In packaging oci-sdk we are required to run any test suite that is available to ensure that the package installs and runs inside the given distribution. This means the test suite has to run against the distributions packages and not in a virtual environment. The tests are run using pytest == 3.3.2 because that is the package that was delivered and is supported for the lifecyle of the distribution.

I hope this helps clarify our use case? We can maintain a patch downstream but ideally it is helpful if possible to get the patch implemented into the latest code base.

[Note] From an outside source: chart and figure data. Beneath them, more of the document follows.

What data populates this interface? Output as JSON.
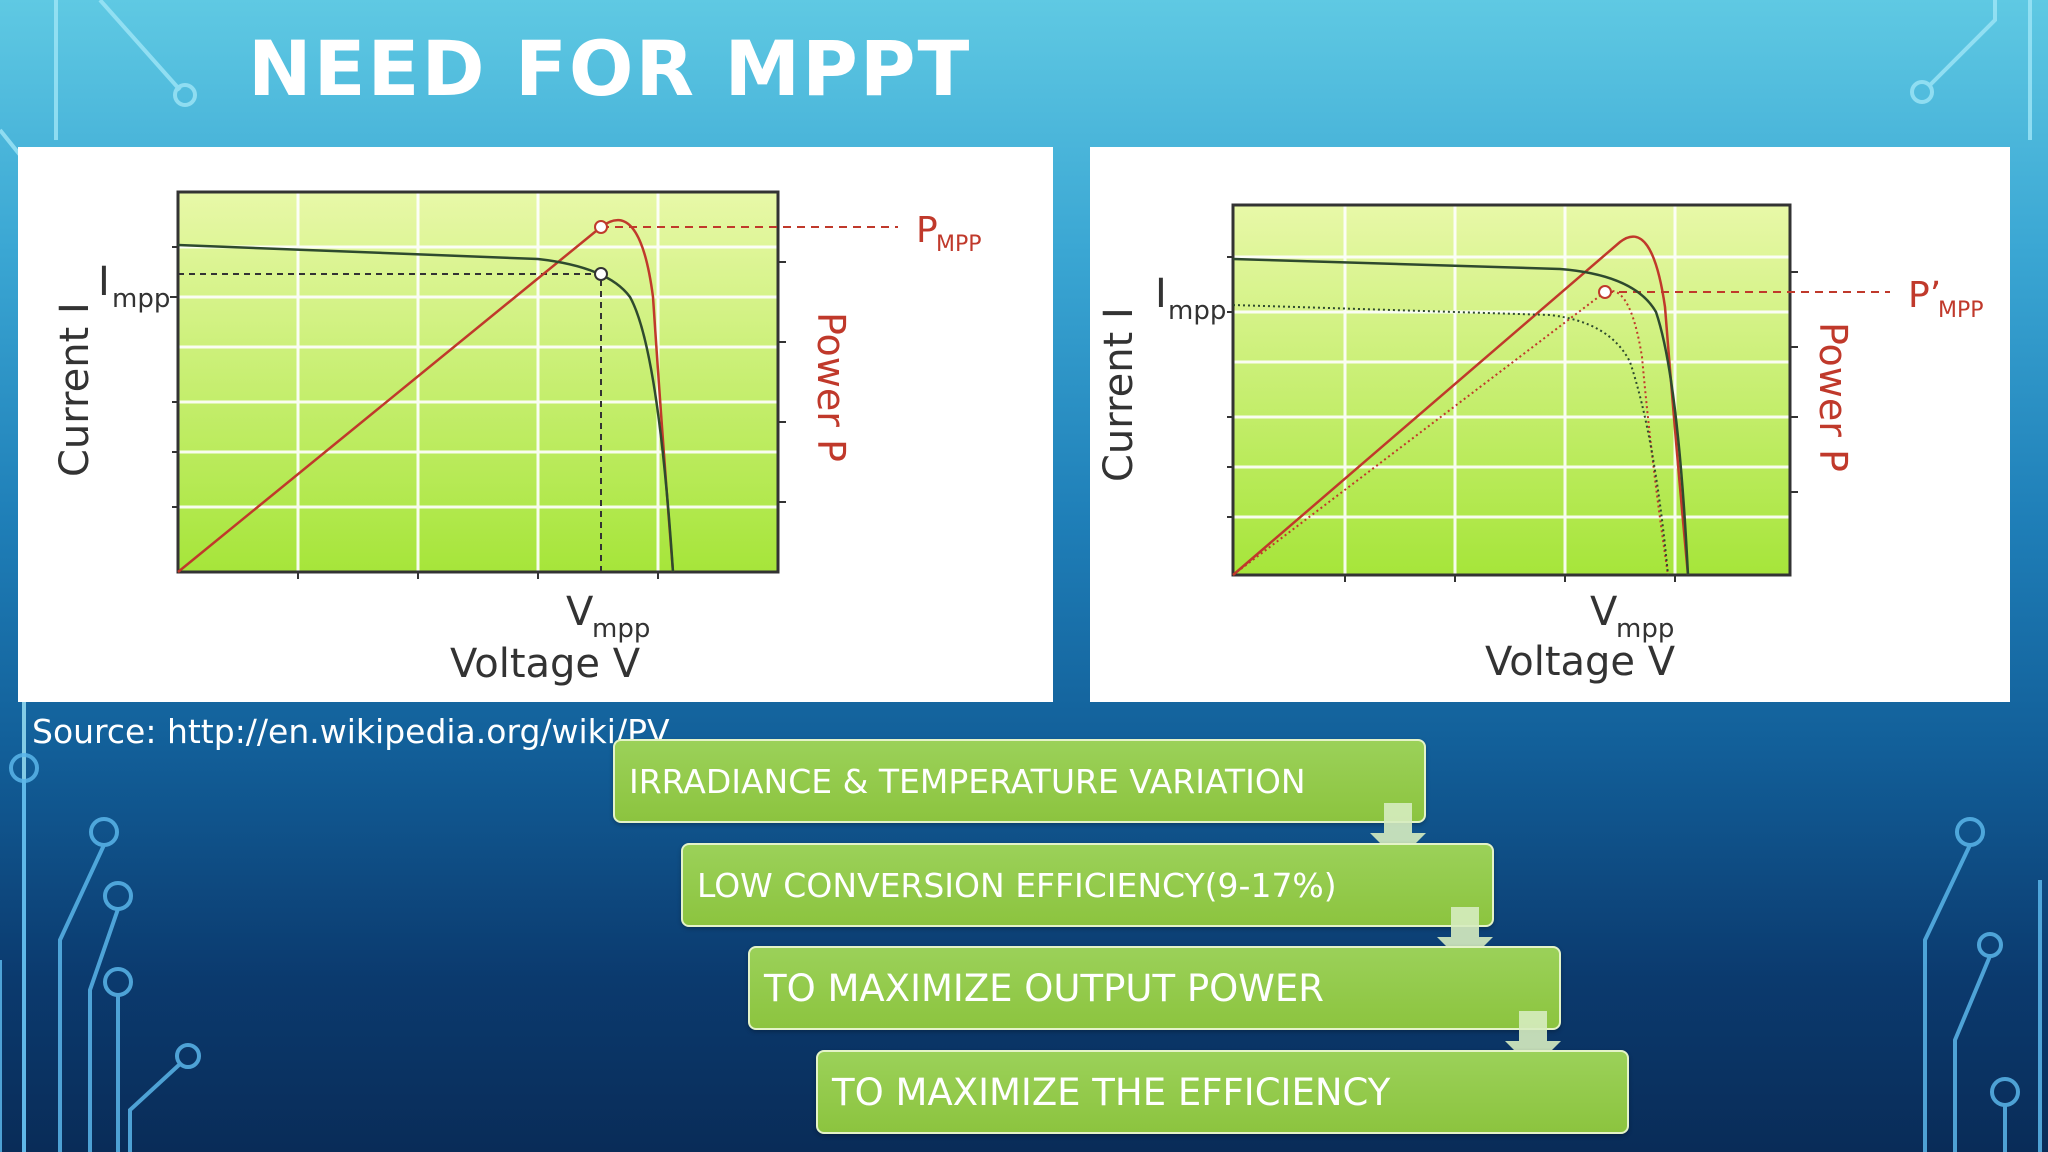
{
  "slide": {
    "title": "NEED FOR MPPT",
    "source": "Source: http://en.wikipedia.org/wiki/PV"
  },
  "left_chart": {
    "y_label": "Current I",
    "y2_label": "Power P",
    "x_label": "Voltage V",
    "i_mpp_label": "I",
    "i_mpp_sub": "mpp",
    "v_mpp_label": "V",
    "v_mpp_sub": "mpp",
    "p_mpp_label": "P",
    "p_mpp_sub": "MPP"
  },
  "right_chart": {
    "y_label": "Current I",
    "y2_label": "Power P",
    "x_label": "Voltage V",
    "i_mpp_label": "I",
    "i_mpp_sub": "mpp",
    "v_mpp_label": "V",
    "v_mpp_sub": "mpp",
    "p_mpp_label": "P’",
    "p_mpp_sub": "MPP"
  },
  "flow": [
    "IRRADIANCE & TEMPERATURE VARIATION",
    "LOW CONVERSION EFFICIENCY(9-17%)",
    "TO MAXIMIZE OUTPUT POWER",
    "TO MAXIMIZE THE EFFICIENCY"
  ],
  "colors": {
    "current_curve": "#2e4a2e",
    "power_curve": "#c0392b",
    "plot_fill_top": "#e6f7a0",
    "plot_fill_bottom": "#a8e63c",
    "flow_box": "#8cc43f"
  }
}
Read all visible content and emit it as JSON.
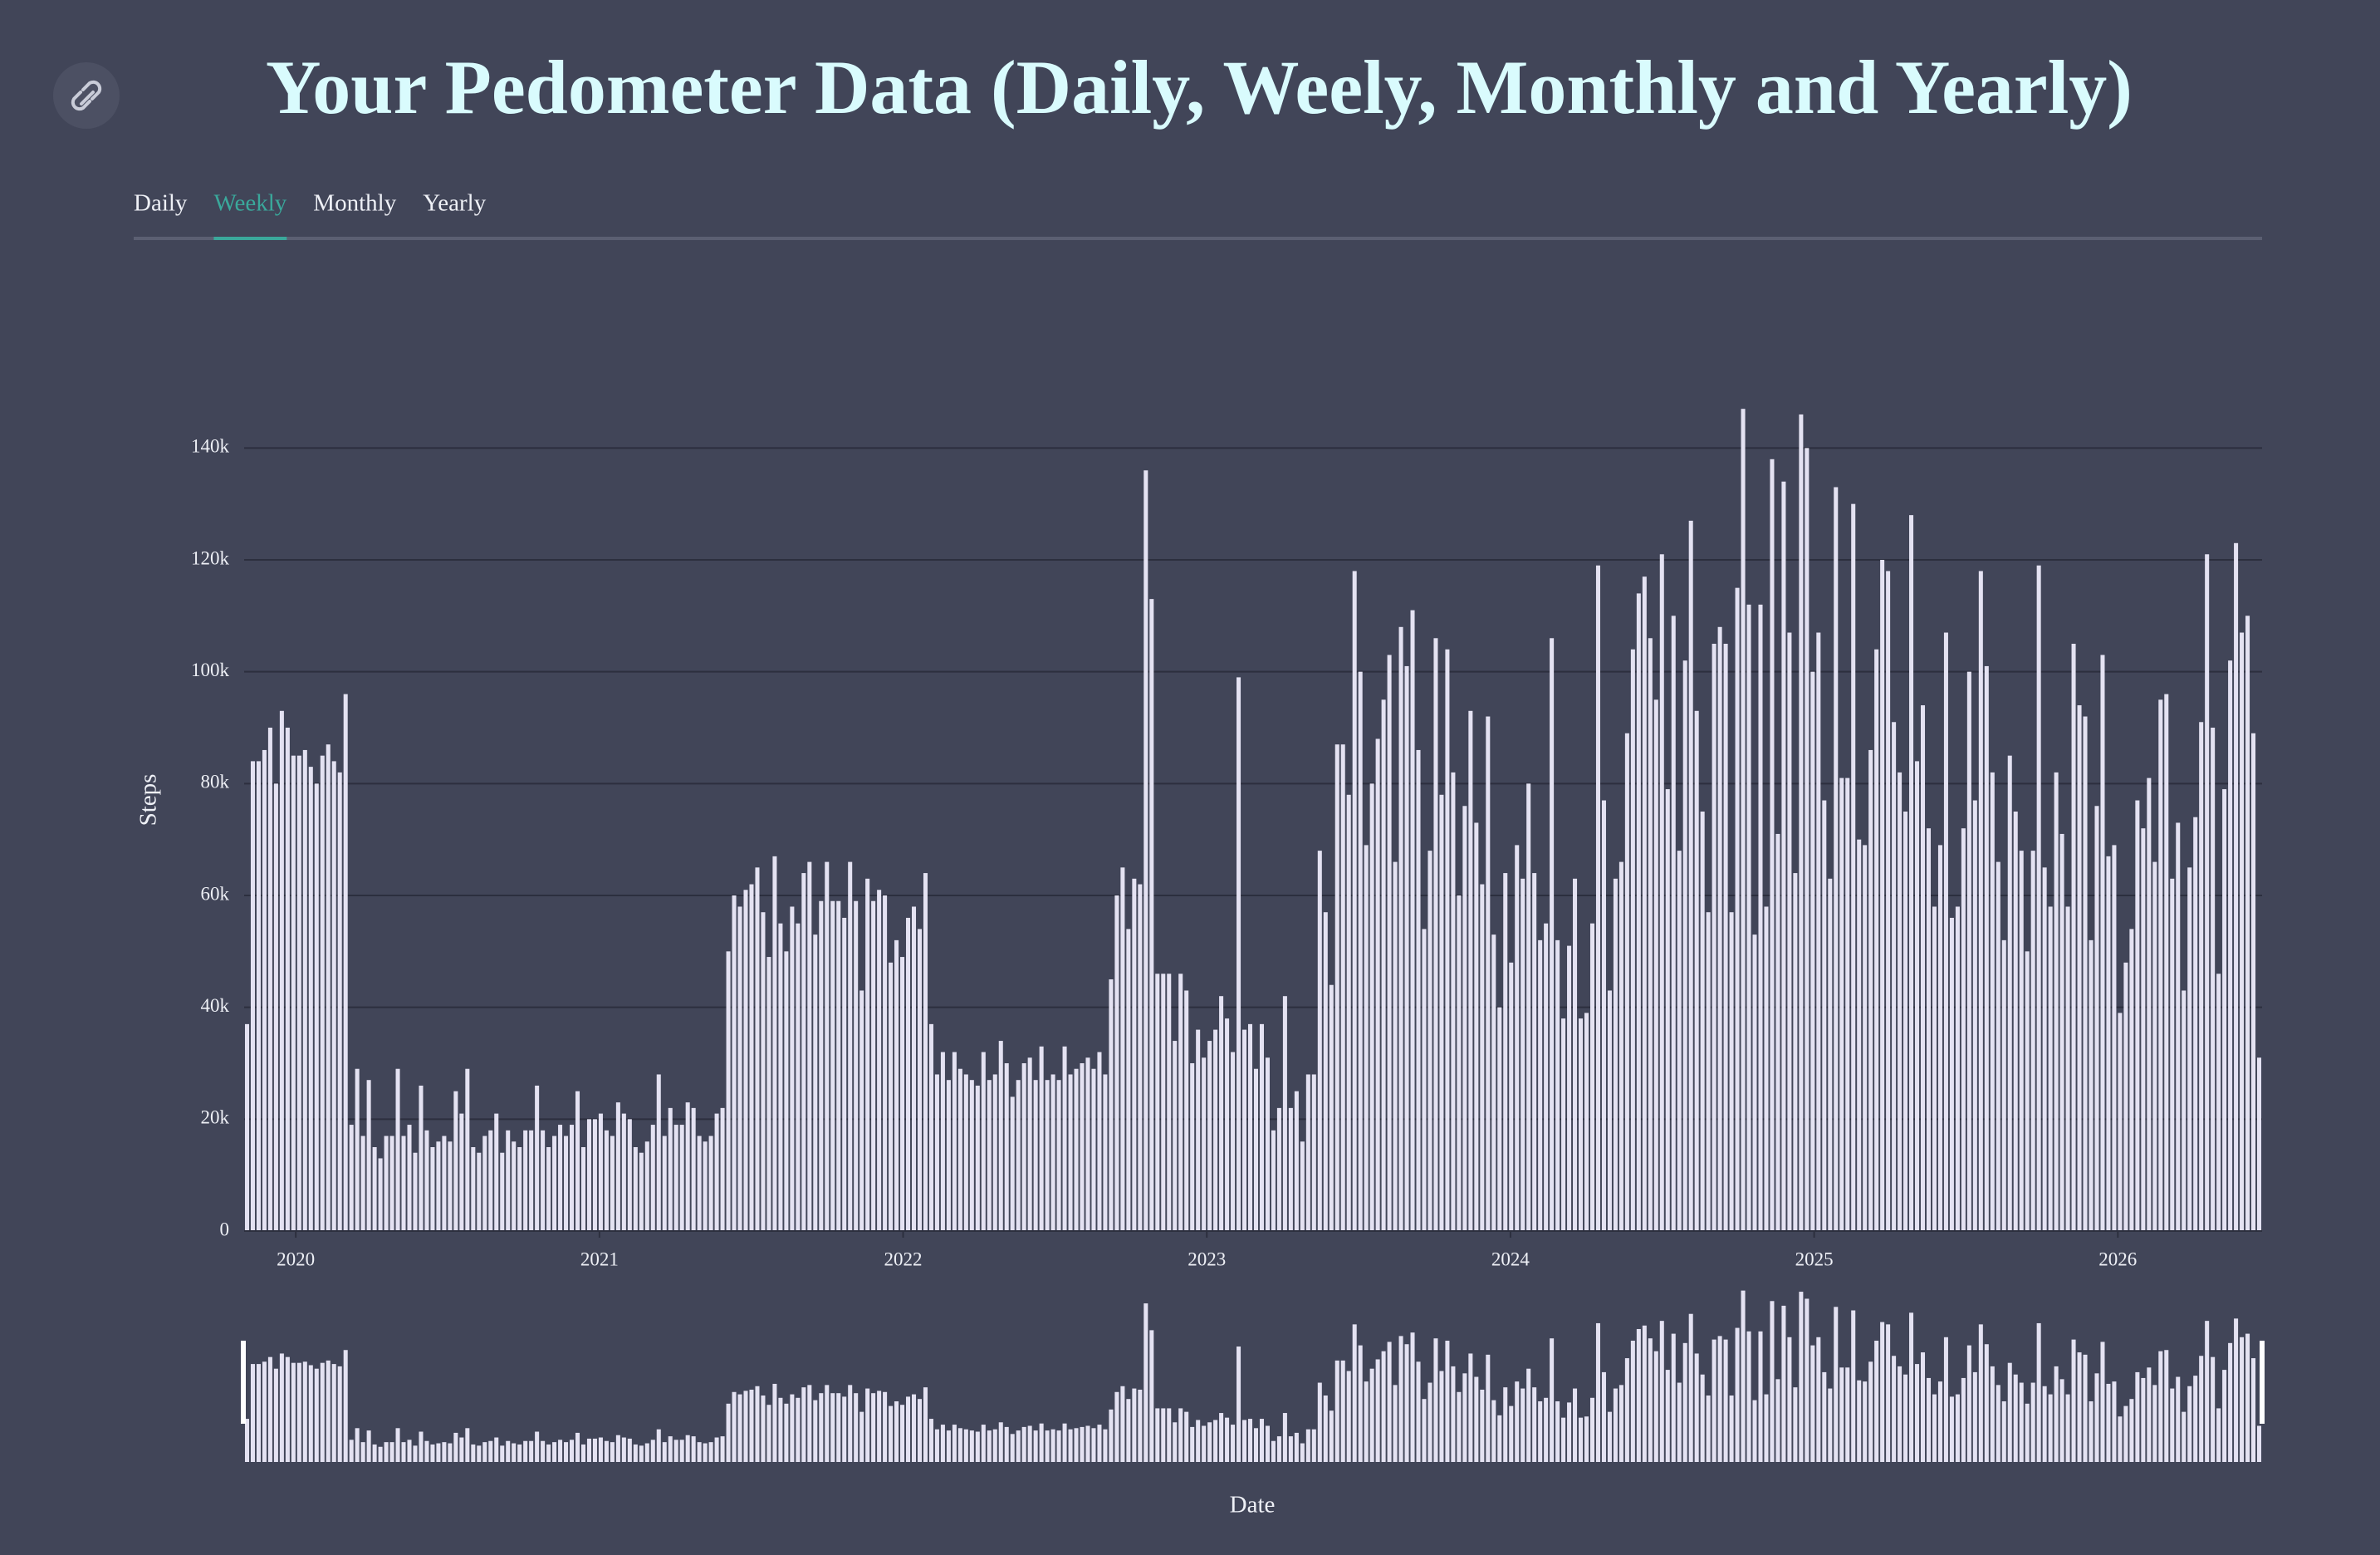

This would not only help us but also any other Linux distributions that want to provide a supported oci-sdk system package in older releases.

jasonyin commented 4 years ago

hi @smarlowucf @glaubitz, thanks for reporting the issue.

In general, we are not able to support all released versions of pytest, they might have breaking changes, security updates etc. One common practice is only for two major versions. PyTest 3.3.2 was released on 2017-12-25 which is pretty old one. And it's now on 5.x version.

I understand your use cases. From the log you posted, looks like it's all related with the order of tests inputs which happens to be integration tests (test call the real services). @pelliu , I think we should remove these tests publicly and only release out unit tests.

@smarlowucf , @garthy is the log you posted are complete changes which breaks for you? Please let me would that suggestion work for you or not? BTW, run full unit tests should be good in terms of validating the installation.

This might be able to fix the issue you mentioned, but you might see other issues in the future in terms of mis-matched third party dependencies. So I am wondering:

  1. are you going to vendor the 2.6.2 into distribution once or you are updating the python sdk version on a regular basis;
  2. how do you update the python sdk version and it's dependencies? Install locally and push to a repository?
smarlowucf commented 4 years ago

Hi,

is the log you posted are complete changes which breaks for you?

Yes, the diff I provided fixes the issues we are seeing. I've tested using latest Pytest versions with that diff and don't see any issues so it's a non-breaking change.

1. are you going to vendor the 2.6.2 into distribution once or you are updating the python sdk version on a regular basis;

Not sure I fully understand the question but in packaging for a distribution we try to avoid vendored dependencies. For example if a version of requests is vendored inside another package we want to avoid this because it's not testable on it's own and it is a security concern.

Using OCI SDK as an example which has a vendored dependency on requests. We have to remove the vendored requests code during packaging and make changes for the SDK to use the version of requests that is distributed.

This is required by SLA to ensure that both the oci-sdk package and the requests package are properly reviewed, tested and can be updated independent of each other.

2\. how do you update the python sdk version and it's dependencies? Install locally and push to a repository?

When a package has a new version we pull down a new tarball of the code from either GitHub or PyPI and make any necessary changes to the RPM specification. Normally the change is just a version bump but it might require an update to dependency lists, new patches or other settings. The package is built and tested against each distribution using a build service. Once the new package is confirmed to be in working condition it's submitted for review. When review passes the package is accepted and can be installed/updated for that distribution. E.g. in openSUSE to install the oci-sdk the command would look like:

zypper install python3-oci-sdk

Hope this helps.

jasonyin commented 4 years ago

hi @smarlowucf thanks for the updates.

@pelliu would the change proposed by @smarlowucf work for our version of pytest? If yes for both, we can consider to make that change to unblock our customer and at same time we still keep existing pytest version, thoughts?